И тут началось самое интересное: старика заклинило, словно робота. Он остановился и потупил взглядом на пол, стоял так минуты две, пока мне не стало страшно. Честно говоря, я не знал, что и ожидать от этого человека, взглядом подметил ножку стула, которую можно схватить на случай чего если он дурить начнет. Так и кажется, что начнёт.

– Не знаю.

– Что не знаешь? – вдруг отозвался я.

– Не знаю, что за США. Я думал, что знаю, о чём говорю, а теперь не могу вспомнить. Да что же это! Вот словно знаю, о чём говорил, а тут как дурак тупеешь в этой дыре! Старый я дурак! У меня же кто-то должен быть?

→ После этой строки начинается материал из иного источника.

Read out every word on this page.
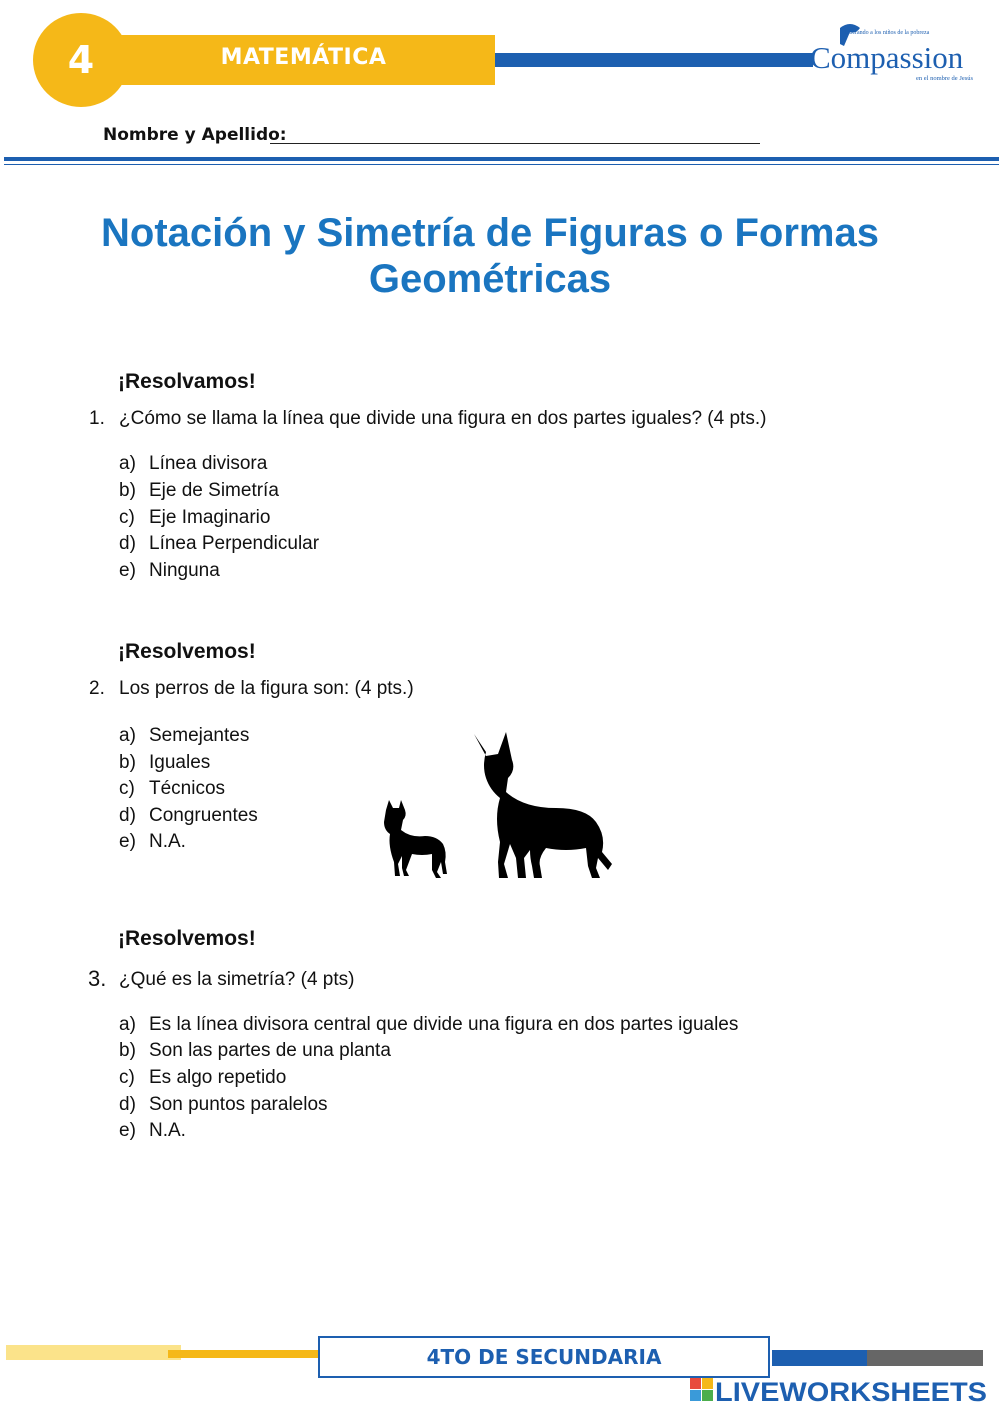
4	MATEMÁTICA
Liberando a los niños de la pobreza
Compassion
en el nombre de Jesús
Nombre y Apellido:
Notación y Simetría de Figuras o Formas
Geométricas
¡Resolvamos!
1. ¿Cómo se llama la línea que divide una figura en dos partes iguales? (4 pts.)
a) Línea divisora
b) Eje de Simetría
c) Eje Imaginario
d) Línea Perpendicular
e) Ninguna
¡Resolvemos!
2. Los perros de la figura son: (4 pts.)
a) Semejantes
b) Iguales
c) Técnicos
d) Congruentes
e) N.A.
¡Resolvemos!
3. ¿Qué es la simetría? (4 pts)
a) Es la línea divisora central que divide una figura en dos partes iguales
b) Son las partes de una planta
c) Es algo repetido
d) Son puntos paralelos
e) N.A.
4TO DE SECUNDARIA
LIVEWORKSHEETS
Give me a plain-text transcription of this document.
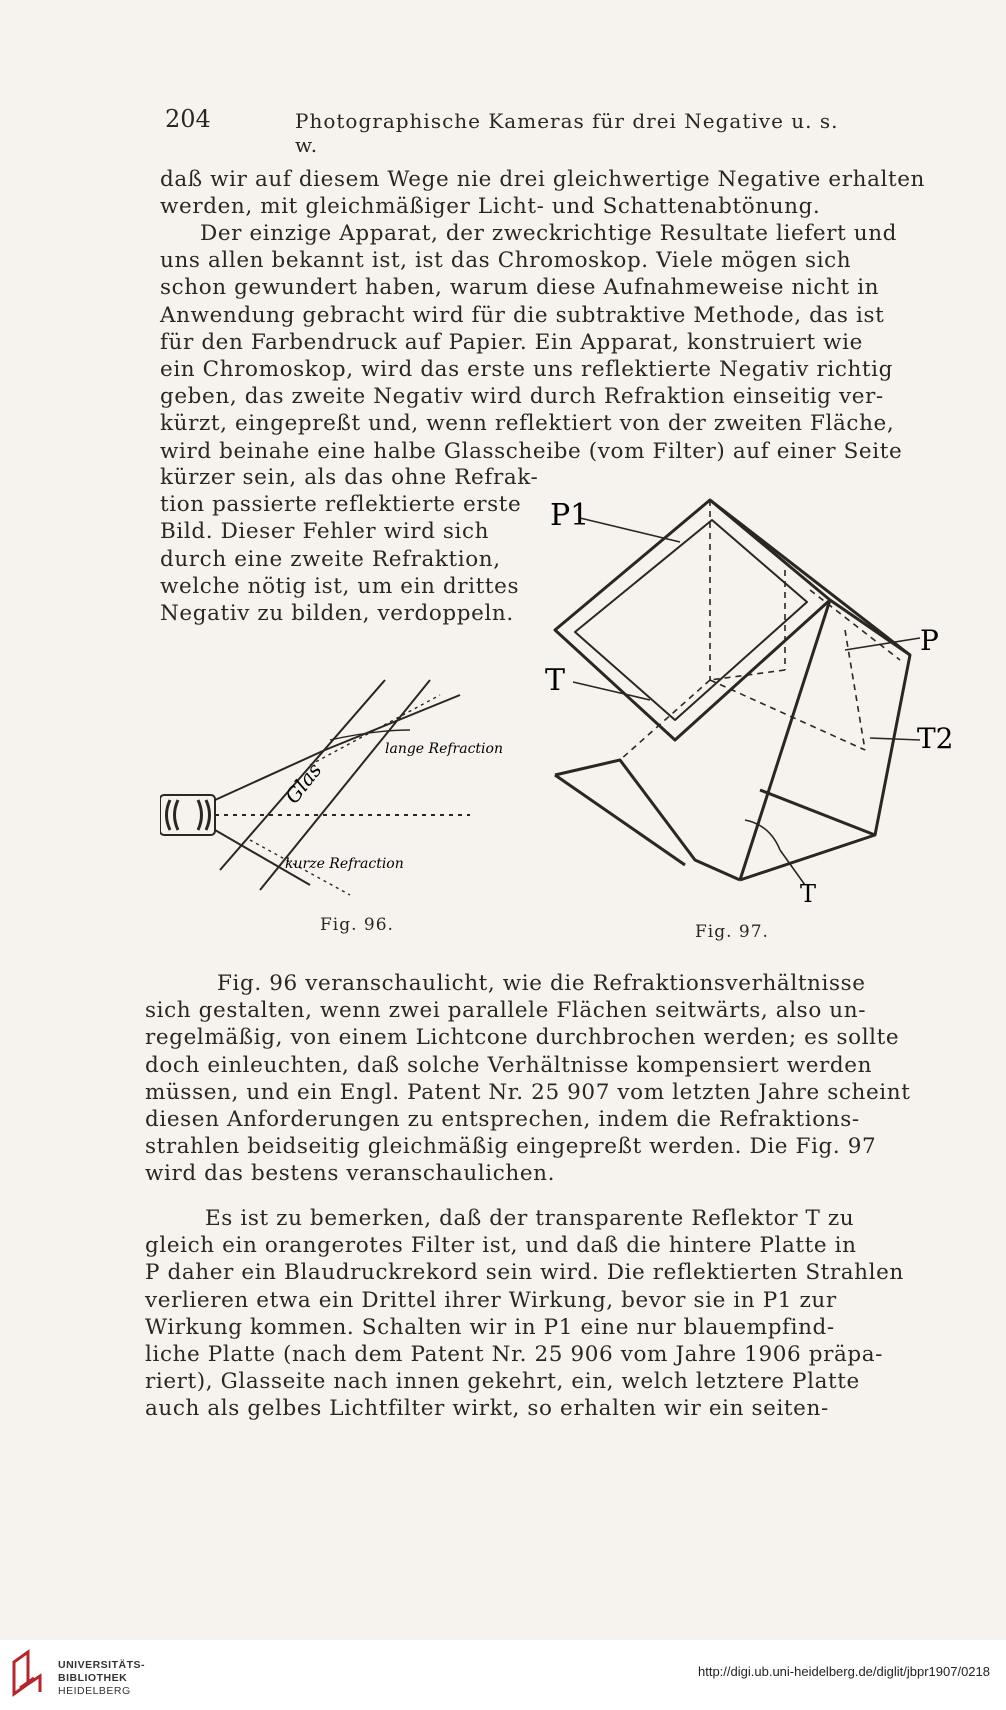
204	Photographische Kameras für drei Negative u. s. w.
daß wir auf diesem Wege nie drei gleichwertige Negative erhalten
werden, mit gleichmäßiger Licht- und Schattenabtönung.
Der einzige Apparat, der zweckrichtige Resultate liefert und
uns allen bekannt ist, ist das Chromoskop. Viele mögen sich
schon gewundert haben, warum diese Aufnahmeweise nicht in
Anwendung gebracht wird für die subtraktive Methode, das ist
für den Farbendruck auf Papier. Ein Apparat, konstruiert wie
ein Chromoskop, wird das erste uns reflektierte Negativ richtig
geben, das zweite Negativ wird durch Refraktion einseitig ver-
kürzt, eingepreßt und, wenn reflektiert von der zweiten Fläche,
wird beinahe eine halbe Glasscheibe (vom Filter) auf einer Seite
kürzer sein, als das ohne Refrak-
tion passierte reflektierte erste
Bild. Dieser Fehler wird sich
durch eine zweite Refraktion,
welche nötig ist, um ein drittes
Negativ zu bilden, verdoppeln.
Glas
lange Refraction
kurze Refraction
Fig. 96.
P1
T
P
T2
T
Fig. 97.
Fig. 96 veranschaulicht, wie die Refraktionsverhältnisse
sich gestalten, wenn zwei parallele Flächen seitwärts, also un-
regelmäßig, von einem Lichtcone durchbrochen werden; es sollte
doch einleuchten, daß solche Verhältnisse kompensiert werden
müssen, und ein Engl. Patent Nr. 25 907 vom letzten Jahre scheint
diesen Anforderungen zu entsprechen, indem die Refraktions-
strahlen beidseitig gleichmäßig eingepreßt werden. Die Fig. 97
wird das bestens veranschaulichen.
Es ist zu bemerken, daß der transparente Reflektor T zu
gleich ein orangerotes Filter ist, und daß die hintere Platte in
P daher ein Blaudruckrekord sein wird. Die reflektierten Strahlen
verlieren etwa ein Drittel ihrer Wirkung, bevor sie in P1 zur
Wirkung kommen. Schalten wir in P1 eine nur blauempfind-
liche Platte (nach dem Patent Nr. 25 906 vom Jahre 1906 präpa-
riert), Glasseite nach innen gekehrt, ein, welch letztere Platte
auch als gelbes Lichtfilter wirkt, so erhalten wir ein seiten-
UNIVERSITÄTS-
BIBLIOTHEK
HEIDELBERG
http://digi.ub.uni-heidelberg.de/diglit/jbpr1907/0218
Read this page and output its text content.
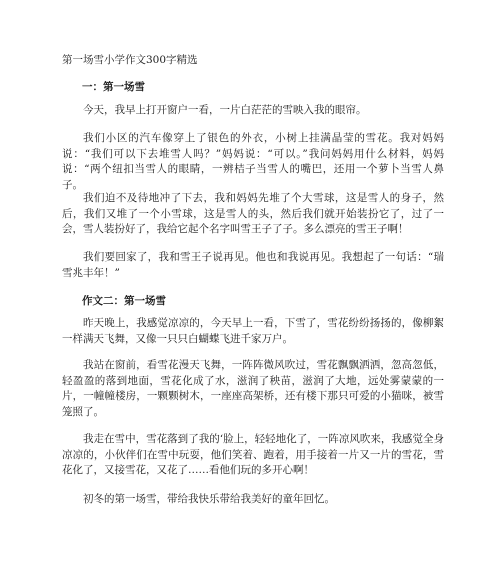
第一场雪小学作文300字精选
一：第一场雪

今天，我早上打开窗户一看，一片白茫茫的雪映入我的眼帘。

我们小区的汽车像穿上了银色的外衣，小树上挂满晶莹的雪花。我对妈妈说：“我们可以下去堆雪人吗？”妈妈说：“可以。”我问妈妈用什么材料，妈妈说：“两个纽扣当雪人的眼睛，一辨桔子当雪人的嘴巴，还用一个萝卜当雪人鼻子。

我们迫不及待地冲了下去，我和妈妈先堆了个大雪球，这是雪人的身子，然后，我们又堆了一个小雪球，这是雪人的头，然后我们就开始装扮它了，过了一会，雪人装扮好了，我给它起个名字叫雪王子了子。多么漂亮的雪王子啊！

我们要回家了，我和雪王子说再见。他也和我说再见。我想起了一句话：“瑞雪兆丰年！”

作文二：第一场雪

昨天晚上，我感觉凉凉的，今天早上一看，下雪了，雪花纷纷扬扬的，像柳絮一样满天飞舞，又像一只只白蝴蝶飞进千家万户。

我站在窗前，看雪花漫天飞舞，一阵阵微风吹过，雪花飘飘洒洒，忽高忽低，轻盈盈的落到地面，雪花化成了水，滋润了秧苗，滋润了大地，远处雾蒙蒙的一片，一幢幢楼房，一颗颗树木，一座座高架桥，还有楼下那只可爱的小猫咪，被雪笼照了。

我走在雪中，雪花落到了我的‘脸上，轻轻地化了，一阵凉风吹来，我感觉全身凉凉的，小伙伴们在雪中玩耍，他们笑着、跑着，用手接着一片又一片的雪花，雪花化了，又接雪花，又花了……看他们玩的多开心啊！

初冬的第一场雪，带给我快乐带给我美好的童年回忆。
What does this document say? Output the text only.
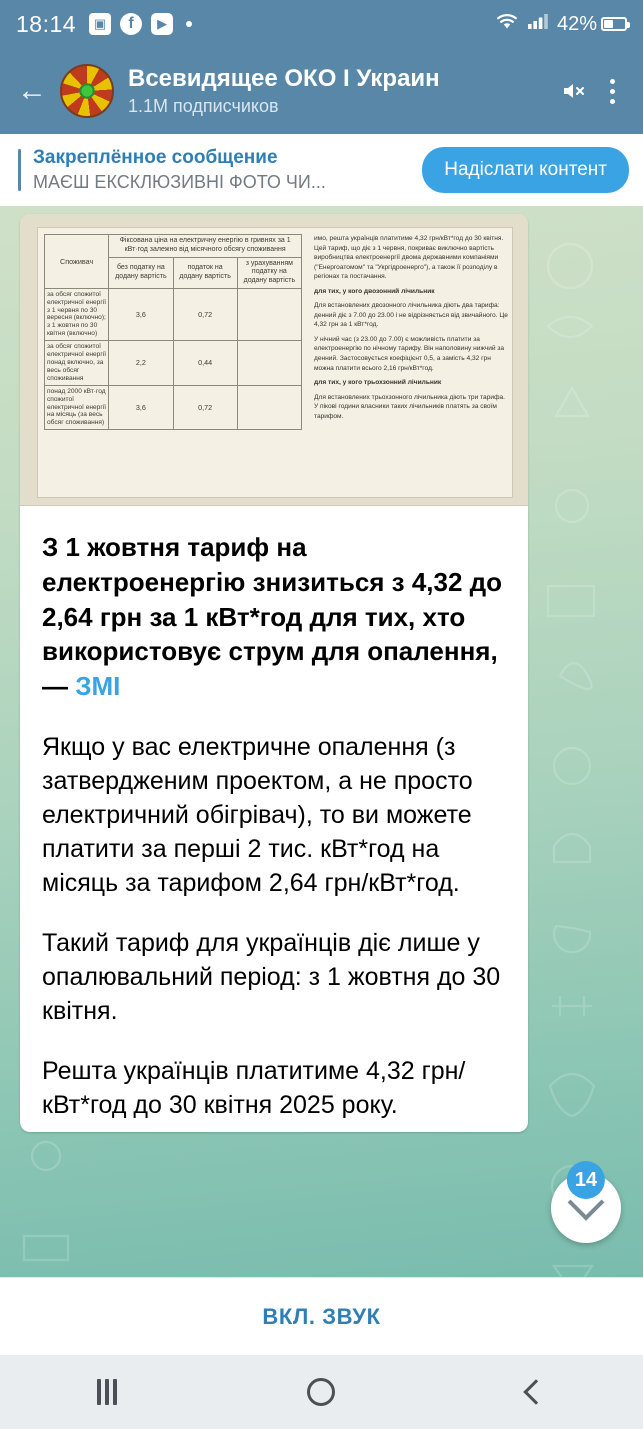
18:14	▣	f	▶	42%
←	Всевидящее ОКО I Украин
1.1M подписчиков
Закреплённое сообщение
МАЄШ ЕКСКЛЮЗИВНІ ФОТО ЧИ...
Надіслати контент
Споживач	Фіксована ціна на електричну енергію в гривнях за 1 кВт·год залежно від місячного обсягу споживання		
	без податку на додану вартість	податок на додану вартість	з урахуванням податку на додану вартість
за обсяг спожитої електричної енергії з 1 червня по 30 вересня (включно); з 1 жовтня по 30 квітня (включно)	3,6	0,72	
за обсяг спожитої електричної енергії понад включно, за весь обсяг споживання	2,2	0,44	
понад 2000 кВт·год спожитої електричної енергії на місяць (за весь обсяг споживання)	3,6	0,72	

имо, решта українців платитиме 4,32 грн/кВт*год до 30 квітня. Цей тариф, що діє з 1 червня, покриває виключно вартість виробництва електроенергії двома державними компаніями ("Енергоатомом" та "Укргідроенерго"), а також її розподілу в регіонах та постачання.

для тих, у кого двозонний лічильник

Для встановлених двозонного лічильника діють два тарифа: денний діє з 7.00 до 23.00 і не відрізняється від звичайного. Це 4,32 грн за 1 кВт*год.

У нічний час (з 23.00 до 7.00) є можливість платити за електроенергію по нічному тарифу. Він наполовину нижчий за денний. Застосовується коефіцієнт 0,5, а замість 4,32 грн можна платити всього 2,16 грн/кВт*год.

для тих, у кого трьохзонний лічильник

Для встановлених трьохзонного лічильника діють три тарифа. У пікові години власники таких лічильників платять за своїм тарифом.

З 1 жовтня тариф на електроенергію знизиться з 4,32 до 2,64 грн за 1 кВт*год для тих, хто використовує струм для опалення, — ЗМІ

Якщо у вас електричне опалення (з затвердженим проектом, а не просто електричний обігрівач), то ви можете платити за перші 2 тис. кВт*год на місяць за тарифом 2,64 грн/кВт*год.

Такий тариф для українців діє лише у опалювальний період: з 1 жовтня до 30 квітня.

Решта українців платитиме 4,32 грн/кВт*год до 30 квітня 2025 року.

14
ВКЛ. ЗВУК
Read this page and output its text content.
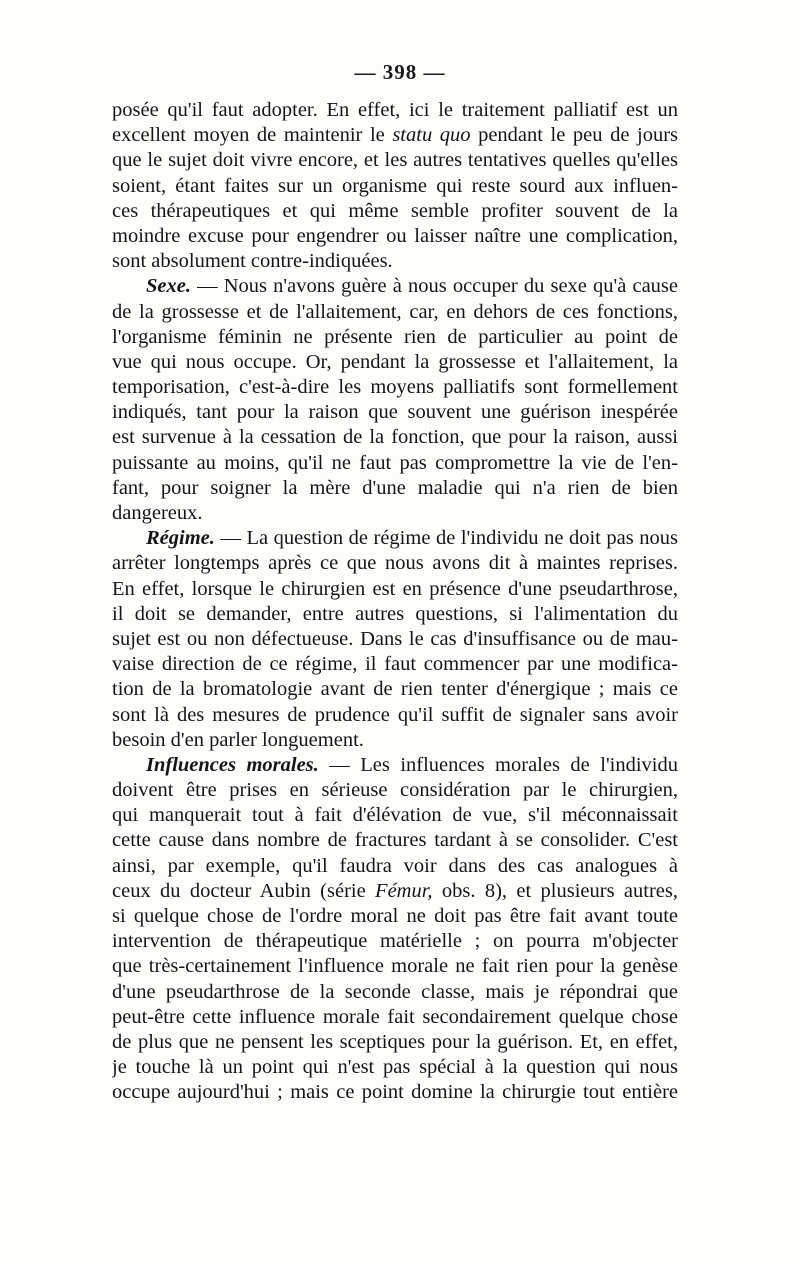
— 398 —
posée qu'il faut adopter. En effet, ici le traitement palliatif est un
excellent moyen de maintenir le statu quo pendant le peu de jours
que le sujet doit vivre encore, et les autres tentatives quelles qu'elles
soient, étant faites sur un organisme qui reste sourd aux influen-
ces thérapeutiques et qui même semble profiter souvent de la
moindre excuse pour engendrer ou laisser naître une complication,
sont absolument contre-indiquées.
Sexe. — Nous n'avons guère à nous occuper du sexe qu'à cause
de la grossesse et de l'allaitement, car, en dehors de ces fonctions,
l'organisme féminin ne présente rien de particulier au point de
vue qui nous occupe. Or, pendant la grossesse et l'allaitement, la
temporisation, c'est-à-dire les moyens palliatifs sont formellement
indiqués, tant pour la raison que souvent une guérison inespérée
est survenue à la cessation de la fonction, que pour la raison, aussi
puissante au moins, qu'il ne faut pas compromettre la vie de l'en-
fant, pour soigner la mère d'une maladie qui n'a rien de bien
dangereux.
Régime. — La question de régime de l'individu ne doit pas nous
arrêter longtemps après ce que nous avons dit à maintes reprises.
En effet, lorsque le chirurgien est en présence d'une pseudarthrose,
il doit se demander, entre autres questions, si l'alimentation du
sujet est ou non défectueuse. Dans le cas d'insuffisance ou de mau-
vaise direction de ce régime, il faut commencer par une modifica-
tion de la bromatologie avant de rien tenter d'énergique ; mais ce
sont là des mesures de prudence qu'il suffit de signaler sans avoir
besoin d'en parler longuement.
Influences morales. — Les influences morales de l'individu
doivent être prises en sérieuse considération par le chirurgien,
qui manquerait tout à fait d'élévation de vue, s'il méconnaissait
cette cause dans nombre de fractures tardant à se consolider. C'est
ainsi, par exemple, qu'il faudra voir dans des cas analogues à
ceux du docteur Aubin (série Fémur, obs. 8), et plusieurs autres,
si quelque chose de l'ordre moral ne doit pas être fait avant toute
intervention de thérapeutique matérielle ; on pourra m'objecter
que très-certainement l'influence morale ne fait rien pour la genèse
d'une pseudarthrose de la seconde classe, mais je répondrai que
peut-être cette influence morale fait secondairement quelque chose
de plus que ne pensent les sceptiques pour la guérison. Et, en effet,
je touche là un point qui n'est pas spécial à la question qui nous
occupe aujourd'hui ; mais ce point domine la chirurgie tout entière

– В смысле «кто-то должен быть»? – поинтересовался я, не сводя с него взгляд. Он всё больше настораживал меня.

– Мои, домашние. Я же не один – мои должны меня ждать. Я должен к ним… – он присел на корточки и обрывисто начал нести несуразицу. – К моим надо. Я не хочу тут быть, меня мои любят, – почти шёпотом прохрипел он и чуть согнулся. Кажется, он плакал. Во всяком случае, закрыл глаза руками. Мне показалось, что причина его безумия – безвыходное, медленное приближение неотвратимой смерти. Так странно может себя вести человек, который знает, что его казнят. Да что я об этом знаю, что так сужу?

– Кто тебя любит? – Моя надежда на то, что он вспомнил о чём-то, о чём может рассказать, не увенчалась успехом после его опять потупленного взора на пол.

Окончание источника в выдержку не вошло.